ValueError when generating preprocessed zarr file

Question

ValueError when generating preprocessed zarr file

Closed this issue 4 years ago · 7 comments

I got one error when trying to create a pre-processed zar file from the following 3 raw files:
2017843-D20170513-T081028
2017843-D20170513-T084938
2017843-D20170513-T092551.

Below the error:
Traceback (most recent call last):
File "/app/CRIMAC_preprocess.py", line 794, in
status = raw_to_grid_multiple(raw_dir,
File "/app/CRIMAC_preprocess.py", line 724, in raw_to_grid_multiple
pq_writer = append_to_parquet(df, pq_filepath, pq_writer)
File "/app/CRIMAC_preprocess.py", line 38, in append_to_parquet
pq_obj.write_table(table=pa_tbl)
File "/usr/local/lib/python3.9/site-packages/pyarrow/parquet.py", line 649, in write_table
raise ValueError(msg)
ValueError: Table schema does not match schema used to create file:
table:
pingTime: timestamp[ns]
mask_depth_upper: double
mask_depth_lower: double
priority: int64
acousticCat: double
proportion: double
ID: string
ChannelID: double
index_level_0: int64
-- schema metadata --
pandas: '{"index_columns": ["index_level_0"], "column_indexes": [{"na' + 1299 vs.
file:
pingTime: timestamp[ns]
mask_depth_upper: double
mask_depth_lower: double
priority: int64
acousticCat: string
proportion: string
ID: string
ChannelID: string
index_level_0: int64
-- schema metadata --
pandas: '{"index_columns": ["index_level_0"], "column_indexes": [{"na' + 1296

Answer 1 · 2021-03-01T15:25:02.000Z

Thanks, @albao11 . Is this a new issue or is this fixed already?

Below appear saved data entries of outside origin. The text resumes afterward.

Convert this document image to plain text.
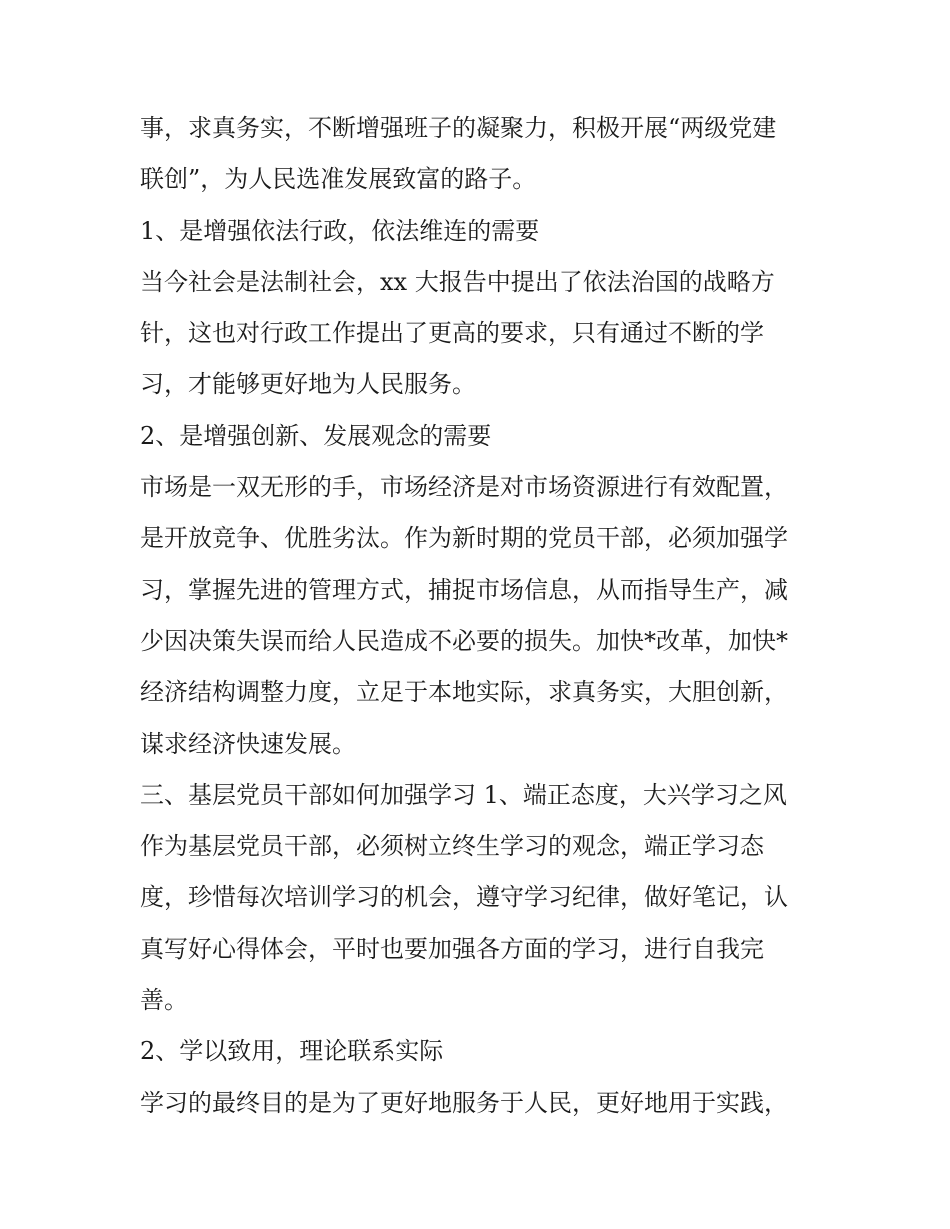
事，求真务实，不断增强班子的凝聚力，积极开展“两级党建
联创”，为人民选准发展致富的路子。
1、是增强依法行政，依法维连的需要
当今社会是法制社会，xx 大报告中提出了依法治国的战略方
针，这也对行政工作提出了更高的要求，只有通过不断的学
习，才能够更好地为人民服务。
2、是增强创新、发展观念的需要
市场是一双无形的手，市场经济是对市场资源进行有效配置，
是开放竞争、优胜劣汰。作为新时期的党员干部，必须加强学
习，掌握先进的管理方式，捕捉市场信息，从而指导生产，减
少因决策失误而给人民造成不必要的损失。加快*改革，加快*
经济结构调整力度，立足于本地实际，求真务实，大胆创新，
谋求经济快速发展。
三、基层党员干部如何加强学习 1、端正态度，大兴学习之风
作为基层党员干部，必须树立终生学习的观念，端正学习态
度，珍惜每次培训学习的机会，遵守学习纪律，做好笔记，认
真写好心得体会，平时也要加强各方面的学习，进行自我完
善。
2、学以致用，理论联系实际
学习的最终目的是为了更好地服务于人民，更好地用于实践，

Answer 2 · 2021-03-01T15:34:50.000Z

This is a new issue. Can you check what happens with the files I indicated? From: Ibrahim Umar <notifications@github.com> Sent: Monday, March 1, 2021 4:25 PM To: CRIMAC-WP4-Machine-learning/CRIMAC-preprocessing <CRIMAC-preprocessing@noreply.github.com> Cc: Alba Ordonez <albao@nr.no>; Mention <mention@noreply.github.com> Subject: Re: [CRIMAC-WP4-Machine-learning/CRIMAC-preprocessing] ValueError when generating preprocessed zarr file (#5) Thanks, @albao11<https://github.com/albao11> . Is this a new issue or is this fixed already? — You are receiving this because you were mentioned. Reply to this email directly, view it on GitHub<#5 (comment)>, or unsubscribe<https://github.com/notifications/unsubscribe-auth/AJ7DUXI62G2NZWJDUTCYWSTTBOWV5ANCNFSM4YMJL4QQ>.

Answer 3 · 2021-03-01T16:04:35.000Z

I've tried with the said files but I can't reproduce the error. Have you removed all old parquet files from the destination directory?

Answer 4 · 2021-03-01T16:17:49.000Z

Yes, I have removed all old parquet files in my output directory. I downloaded the 3 files from storage earlier this morning. What data are you using? Did you get it from storage as well?

Answer 5 · 2021-03-01T16:54:32.000Z

Yes, I download the files from the Azure storage too.

This error shouldn't be happening actually. In the code here: https://github.com/CRIMAC-WP4-Machine-learning/CRIMAC-annotationtools/blob/a7a667b3c27398f6d9a1bede65936b045eeee7e0/annotationtools/readers/convert_to_annotations.py#L1430 the columns attributes are set.

Maybe try to update the docker image as well?

Answer 6 · 2021-03-01T17:43:05.000Z

Indeed, updating the docker image solved the problem! Thanks.
I got a warning though, not sure if this should be taken into account:

/usr/local/lib/python3.9/site-packages/annotationtools/readers/convert_to_annotations.py:1254: FutureWarning: elementwise comparison failed; returning scalar instead, but in the future will perform elementwise comparison
if not intr.species_id == -1:

Answer 7 · 2021-03-02T07:42:59.000Z

Great, thanks!!!

The warning is a bug and we will address it later. I'll close this issue for now.